Произошло также резкое охлаждение между Буниными и Зайцевыми. Полувековая дружба уступила место обидам и, со стороны Бунина, желчному недоброжелательству по отношению к старому товарищу. Таким образом, союз друзей – Алдановы, Бунины, Зайцевы и Цетлины, связанных между собой более чем тридцатилетними узами духовной и личной близости, распался.
С Буниными остался лишь Марк Алданов, который для себя: «давно сделал вывод, что больше всего надо держаться за “принципиальность” и хранить ту самую “чистоту политических риз”, над которой принято насмехаться у наших великих политиков»309.

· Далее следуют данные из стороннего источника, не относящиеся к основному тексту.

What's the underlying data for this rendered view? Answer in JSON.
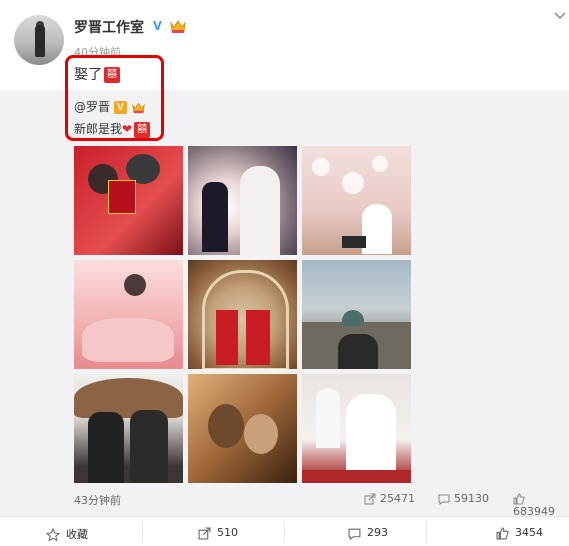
{
  "post": {
    "author": "罗晋工作室",
    "verified_mark": "V",
    "time": "40分钟前",
    "text": "娶了",
    "xi": "囍"
  },
  "repost": {
    "mention": "@罗晋",
    "mention_mark": "V",
    "line2": "新郎是我",
    "heart": "❤",
    "xi": "囍",
    "time": "43分钟前",
    "stats": {
      "reposts": "25471",
      "comments": "59130",
      "likes": "683949"
    }
  },
  "actions": {
    "favorite": "收藏",
    "repost": "510",
    "comment": "293",
    "like": "3454"
  },
  "colors": {
    "highlight": "#e60000",
    "verified": "#1d8ff0",
    "repost_bg": "#f2f2f5"
  },
  "icons": [
    "chevron-down-icon",
    "star-icon",
    "repost-icon",
    "comment-icon",
    "like-icon",
    "verified-icon",
    "crown-icon"
  ]
}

16 февраля Ландау-Алданова – Буниной:
«Дорогая Вера Николаевна,
Спасибо за милое письмо. Мне очень жаль, что я Вас до сих пор не видела. Надеюсь все же повидать Вас и Ивана Алексеевича перед отъездом. У меня была надежда, что Вы соберетесь к нам в Ниццу? Я вполне разделяю Ваше раздражение по поводу этой истории с Марьей Самойловной. Все, что Вы мне пишете о Зайцевых, тоже очень грустно, и у меня пропала всякая охота со всеми встречаться. Относительно “Нового Журнала” я с Вами не согласна. У меня – увы – нет такого уж влияния на моего, но на этот раз я и не попробую влиять на него, чтобы он остался в “Новом Журнале”. Бог с ним, с “Новым Журналом”. Потеряют наших “мужиков”, как говорит Вера Алексеевна, зато приобрели Берберову, пусть ее и печатают.

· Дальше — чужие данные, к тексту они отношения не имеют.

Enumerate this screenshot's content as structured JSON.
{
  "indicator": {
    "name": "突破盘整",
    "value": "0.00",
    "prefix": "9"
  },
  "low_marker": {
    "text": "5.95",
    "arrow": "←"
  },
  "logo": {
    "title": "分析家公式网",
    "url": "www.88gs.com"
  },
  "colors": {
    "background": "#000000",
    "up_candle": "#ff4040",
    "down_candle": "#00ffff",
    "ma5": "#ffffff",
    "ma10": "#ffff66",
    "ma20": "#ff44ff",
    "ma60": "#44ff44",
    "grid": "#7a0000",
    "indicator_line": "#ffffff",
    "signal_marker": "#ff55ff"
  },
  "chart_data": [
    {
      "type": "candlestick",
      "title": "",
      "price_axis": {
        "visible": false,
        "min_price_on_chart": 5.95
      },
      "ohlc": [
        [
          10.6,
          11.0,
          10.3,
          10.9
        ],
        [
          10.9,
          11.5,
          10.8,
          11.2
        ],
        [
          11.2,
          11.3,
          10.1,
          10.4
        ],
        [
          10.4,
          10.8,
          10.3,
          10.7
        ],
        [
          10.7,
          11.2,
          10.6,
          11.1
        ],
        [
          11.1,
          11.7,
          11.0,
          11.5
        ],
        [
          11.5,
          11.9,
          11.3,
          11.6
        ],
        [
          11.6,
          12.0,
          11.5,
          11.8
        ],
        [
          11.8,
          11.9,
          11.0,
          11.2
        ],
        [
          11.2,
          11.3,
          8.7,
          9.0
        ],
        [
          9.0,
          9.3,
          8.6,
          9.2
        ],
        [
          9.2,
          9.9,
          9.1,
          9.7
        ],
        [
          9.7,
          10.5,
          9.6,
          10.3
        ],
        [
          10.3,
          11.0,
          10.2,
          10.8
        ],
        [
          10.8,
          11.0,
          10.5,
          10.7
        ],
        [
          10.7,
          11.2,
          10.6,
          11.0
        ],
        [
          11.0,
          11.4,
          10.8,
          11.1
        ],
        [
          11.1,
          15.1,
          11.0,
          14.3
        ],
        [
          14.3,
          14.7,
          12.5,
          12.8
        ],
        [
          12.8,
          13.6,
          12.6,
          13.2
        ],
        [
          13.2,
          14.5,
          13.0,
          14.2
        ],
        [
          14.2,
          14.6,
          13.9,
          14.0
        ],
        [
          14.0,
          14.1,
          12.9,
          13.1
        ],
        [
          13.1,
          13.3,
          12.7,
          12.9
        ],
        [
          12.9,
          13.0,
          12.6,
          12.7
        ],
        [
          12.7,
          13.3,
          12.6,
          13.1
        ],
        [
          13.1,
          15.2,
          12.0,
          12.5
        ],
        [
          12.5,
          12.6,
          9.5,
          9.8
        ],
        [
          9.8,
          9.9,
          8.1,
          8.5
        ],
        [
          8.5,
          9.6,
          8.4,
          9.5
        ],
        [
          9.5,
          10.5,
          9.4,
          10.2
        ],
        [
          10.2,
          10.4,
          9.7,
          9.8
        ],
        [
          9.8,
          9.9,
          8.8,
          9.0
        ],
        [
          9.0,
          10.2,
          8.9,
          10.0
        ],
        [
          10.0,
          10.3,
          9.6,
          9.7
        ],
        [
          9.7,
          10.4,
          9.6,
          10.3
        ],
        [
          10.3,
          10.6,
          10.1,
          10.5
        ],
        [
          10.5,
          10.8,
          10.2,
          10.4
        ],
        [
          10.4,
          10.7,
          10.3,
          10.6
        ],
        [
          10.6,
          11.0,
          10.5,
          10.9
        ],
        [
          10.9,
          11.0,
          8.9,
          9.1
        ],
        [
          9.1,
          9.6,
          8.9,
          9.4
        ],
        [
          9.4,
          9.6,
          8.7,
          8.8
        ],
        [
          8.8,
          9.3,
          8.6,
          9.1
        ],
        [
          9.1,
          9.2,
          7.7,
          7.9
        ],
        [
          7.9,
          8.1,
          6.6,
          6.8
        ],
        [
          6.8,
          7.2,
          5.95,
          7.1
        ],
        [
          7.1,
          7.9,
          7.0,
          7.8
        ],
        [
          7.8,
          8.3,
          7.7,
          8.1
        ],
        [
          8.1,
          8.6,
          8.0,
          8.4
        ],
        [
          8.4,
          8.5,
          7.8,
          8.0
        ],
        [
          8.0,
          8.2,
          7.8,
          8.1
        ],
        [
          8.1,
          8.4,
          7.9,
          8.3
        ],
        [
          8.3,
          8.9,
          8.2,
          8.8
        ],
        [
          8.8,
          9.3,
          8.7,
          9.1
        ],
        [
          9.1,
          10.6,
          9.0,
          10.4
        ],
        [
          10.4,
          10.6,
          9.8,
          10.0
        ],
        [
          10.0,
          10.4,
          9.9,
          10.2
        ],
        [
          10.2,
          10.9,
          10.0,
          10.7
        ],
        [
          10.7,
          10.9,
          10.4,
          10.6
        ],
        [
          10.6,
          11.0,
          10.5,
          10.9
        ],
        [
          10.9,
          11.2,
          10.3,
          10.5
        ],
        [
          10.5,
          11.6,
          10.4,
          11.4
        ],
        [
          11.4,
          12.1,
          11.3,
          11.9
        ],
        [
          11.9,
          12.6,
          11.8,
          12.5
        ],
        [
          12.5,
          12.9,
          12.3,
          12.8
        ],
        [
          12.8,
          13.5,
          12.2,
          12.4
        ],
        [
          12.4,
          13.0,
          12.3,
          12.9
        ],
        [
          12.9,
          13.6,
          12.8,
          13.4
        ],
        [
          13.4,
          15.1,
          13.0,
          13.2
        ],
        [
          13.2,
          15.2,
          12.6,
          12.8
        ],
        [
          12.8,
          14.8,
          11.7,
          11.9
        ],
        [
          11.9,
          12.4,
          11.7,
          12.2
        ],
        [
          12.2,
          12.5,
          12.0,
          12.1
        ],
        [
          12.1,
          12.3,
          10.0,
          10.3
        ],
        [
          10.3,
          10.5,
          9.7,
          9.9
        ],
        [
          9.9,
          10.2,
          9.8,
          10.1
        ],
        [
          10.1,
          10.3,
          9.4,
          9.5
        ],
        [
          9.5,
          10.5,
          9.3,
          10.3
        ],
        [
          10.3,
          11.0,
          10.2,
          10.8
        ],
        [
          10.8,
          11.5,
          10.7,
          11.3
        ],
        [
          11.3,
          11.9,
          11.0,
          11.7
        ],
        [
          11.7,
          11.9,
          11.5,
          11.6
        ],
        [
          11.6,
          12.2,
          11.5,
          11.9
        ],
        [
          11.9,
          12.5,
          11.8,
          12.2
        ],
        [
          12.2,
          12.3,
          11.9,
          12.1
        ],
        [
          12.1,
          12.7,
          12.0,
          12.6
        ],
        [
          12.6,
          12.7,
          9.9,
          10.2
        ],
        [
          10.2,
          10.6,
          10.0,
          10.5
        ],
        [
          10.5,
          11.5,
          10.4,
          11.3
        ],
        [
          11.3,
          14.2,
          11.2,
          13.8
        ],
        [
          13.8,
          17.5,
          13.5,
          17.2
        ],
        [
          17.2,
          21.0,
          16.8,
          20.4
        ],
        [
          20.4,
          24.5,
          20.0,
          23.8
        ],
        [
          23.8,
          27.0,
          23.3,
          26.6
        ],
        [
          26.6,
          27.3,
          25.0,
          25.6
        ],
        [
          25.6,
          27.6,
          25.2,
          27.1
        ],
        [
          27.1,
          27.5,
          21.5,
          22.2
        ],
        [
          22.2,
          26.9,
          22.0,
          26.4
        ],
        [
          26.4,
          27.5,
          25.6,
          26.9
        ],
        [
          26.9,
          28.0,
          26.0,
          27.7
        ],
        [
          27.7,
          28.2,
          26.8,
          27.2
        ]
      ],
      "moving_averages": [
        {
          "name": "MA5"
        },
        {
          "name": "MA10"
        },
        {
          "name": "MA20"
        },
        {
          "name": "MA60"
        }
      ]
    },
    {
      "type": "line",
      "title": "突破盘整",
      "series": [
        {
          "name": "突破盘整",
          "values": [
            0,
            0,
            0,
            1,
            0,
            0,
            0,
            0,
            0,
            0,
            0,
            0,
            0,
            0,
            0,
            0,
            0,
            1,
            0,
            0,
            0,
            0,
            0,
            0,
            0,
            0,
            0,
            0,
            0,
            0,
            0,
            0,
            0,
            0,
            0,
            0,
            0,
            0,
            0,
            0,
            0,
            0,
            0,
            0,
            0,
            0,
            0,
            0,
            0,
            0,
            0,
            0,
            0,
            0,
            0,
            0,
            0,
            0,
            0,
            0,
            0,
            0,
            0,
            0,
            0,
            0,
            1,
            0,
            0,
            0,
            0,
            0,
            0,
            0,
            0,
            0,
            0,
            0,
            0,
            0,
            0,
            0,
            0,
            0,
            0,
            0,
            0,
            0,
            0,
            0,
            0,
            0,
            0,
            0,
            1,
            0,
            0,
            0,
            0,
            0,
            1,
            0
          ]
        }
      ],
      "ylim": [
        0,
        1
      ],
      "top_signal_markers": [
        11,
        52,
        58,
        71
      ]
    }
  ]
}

Но как же Вы пополните дефицит в 20.000 долларов?310 Довольно чувствительная потеря! Разве что большевики вознаградят Вас как потерпевших. Требуйте с них 40.000, никак не меньше. А в общем, не стоит даже очень и огорчаться, до того все это глупо и противно.

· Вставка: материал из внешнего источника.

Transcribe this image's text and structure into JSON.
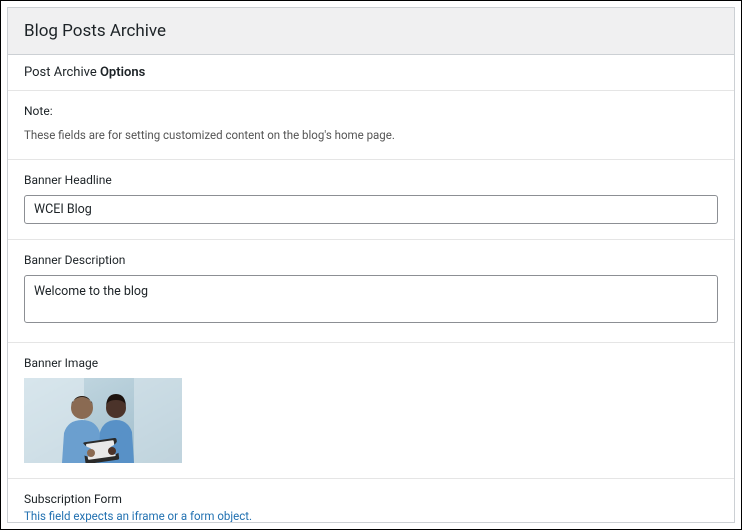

Целую Вас, передайте мой сердечный привет Ивану Алексеевичу, всего хорошего.
Ваша Т. Ландау»
По ходу развития конфликта обе стороны апеллировали к «третьей стороне» – заокеанским друзьям из Литфонда, «Нового журнала» и газеты «Новое русское слово». В YIVO-архиве И. М. Троцкого сохранилось письмо Н. В. Кодрянской – близкой знакомой Буниных и Цетлиной, от 23 июля 1948 года, адресованное Я. Г. Фрумкину, человеку в литературном мире известному и весьма авторитетному, но не считавшемуся литератором, и по этой причине являвшегося фигурой нейтральной. Н. В. Кодрянская пишет по поводу раскола в парижском СПиЖ следующее:
«Дорогой Яков Григорьевич, посылаю Вам третье письмо с документами по поводу И. А. Бунина, М. А. Алданова и меня. Очень Вас прошу дать прочесть прилагаемое письмо Якову Моисеевичу Цвибаку <А. Седых – М. У.> и попросить его оказать мне услугу и сообщить, кто из прилагаемых членов коллоборанты. Мы, сотрудничающие с Обществом Пис<ателей> и Журн<алистов> в Париже, непременно хотим знать, является ли это обвинение клеветой (как утверждают гг. Зайцев и Зеелер – председатель и генеральный секретарь парижского союза) или гг. Бунин (Вера Ник<олаевна> это утверждала в письме ко мне) М. Алданов и Я. М. Цвибак не ошибаются, а правы. Письмо это пишу по собственной инициативе, но доложу о нем собранию исполните<льного> бюро Литфонда, которое соберется в ближайший понедельник. <…> Хотела бы к этому дню иметь от Вас ответ, если это возможно, по поводу мнения Якова Моисеевича, если это Вас не затруднит. Всего лучшего. Ваша Кодрянская».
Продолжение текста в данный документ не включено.